In this study, the incidence of CDE was 7.3% and was less than the incidence that could be found in the literature from other published studies. The researchers assume that raising legs in modified sitting position to the level of Tragus leads to a better venous return and improves cardiac output. On the other hand, using total intra venous anesthesia (TIVA) with propofol and opioids for maintenance of anesthesia instead of using volatiles could prevent from profound positional hypotension. Lindoors et al. observed hypotension after seated positioning, and 69% of patients in their review were administered vasoactive agents during anesthesia (
21) whereas 43.9% of the patients in the current study received vasopressor; administering 7 mL/kg isotonic crystalloid fluid to patients before changing position to the sitting position and using intermittent pneumatic compressing stockings for all patients in this study may play a role in the occurrence of less profound hypotension.
In comparison with the pre-sitting time on the 15th, 30th and 60th minute after sitting positioning, an increase in ETCO2 was observed. In seated position, ventilation of lungs improves and dead space is less and as a result ventilation/perfusion ratio increases. This increase in ETCO2 could be contributed to this phenomenon. Although a relatively high incidence of VAE was detected by Doppler ultrasound, there was only 2 patients (2.1%), who had AUC > 50 min%. The first case was a 19-year-old male, candidate for pineal tumor resection without any history of cardiovascular disease or any medical therapy, who had sudden rSO2 drop of more than 30% following sitting positioning and AUC = 220 min%. Cerebral desaturation started just after sitting positioning without considerable MAP changes and with unchanged central venous pressure. The anesthesia team had to increase FiO2 but rSO2 did not improve and finally the patient was repositioned to supine position and the initiation of surgery was postponed until rSO2 reached back to the safe level. The second case was a 48-year-old male, candidate for brainstem meningioma resection without a history of medical illness or any medical therapy, who had an rSO2 drop more than 30% and AUC = 55 min%, yet at separate times during anesthesia, which was accompanied by hypotension that responded to fluid loading and vasopressor therapy and in this case supine repositioning was not needed. In both cases, the researchers followed the post-operative course and there was not any new sequel in cognitive function or increased ICU admission or hospital stay according to patient documents.

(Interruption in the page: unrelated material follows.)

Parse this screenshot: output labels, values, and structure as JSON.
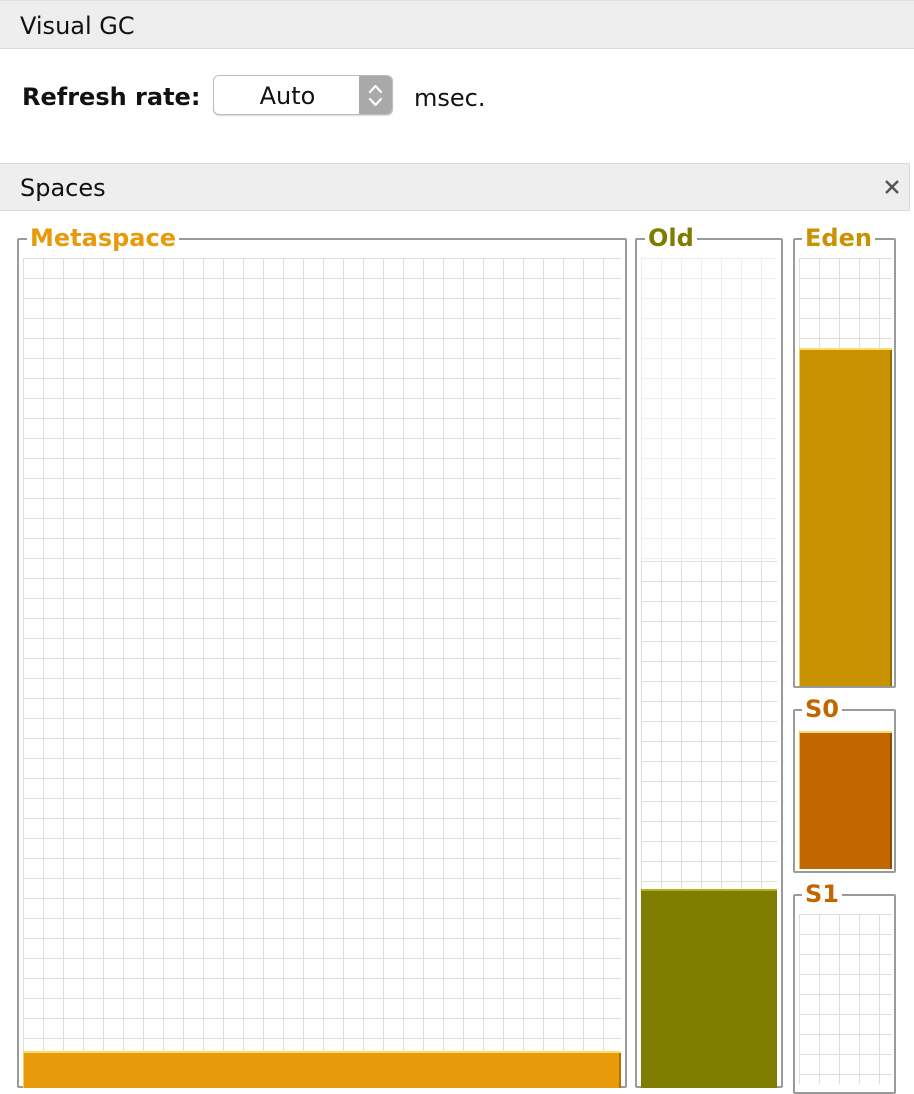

In the present study, for ethical reasons, the responsible anesthesiologist was not blinded to the Cerebral Desaturation Events (CDE) and had to manage the situation, so the results may show lower incidence and severity of CDEs. Inclusion of only non-emergent cases for neurosurgical operations and lack of trans esophageal echocardiography were other limitations of this study.
To our knowledge, this prospective study with 95 cases was one of the largest studies in this field. According to the current findings, it could be suggested that the seated position could be considered as a safe position and applying modern monitoring instruments like cerebral oximetry or brain tissue oximetry, cardiac output monitoring, and TEE will further increase patients’ safety.
For future studies, the researchers recommend addition of cardiac output monitoring and measurement of changes in cardiac output and vascular resistance differences during position changes.
4.1. Conclusions
This study shows that changing the position from supine to sitting in elective neurosurgical operations will not impose cerebral hypoxia even though there is greater reduction of MAP after reaching the seated position.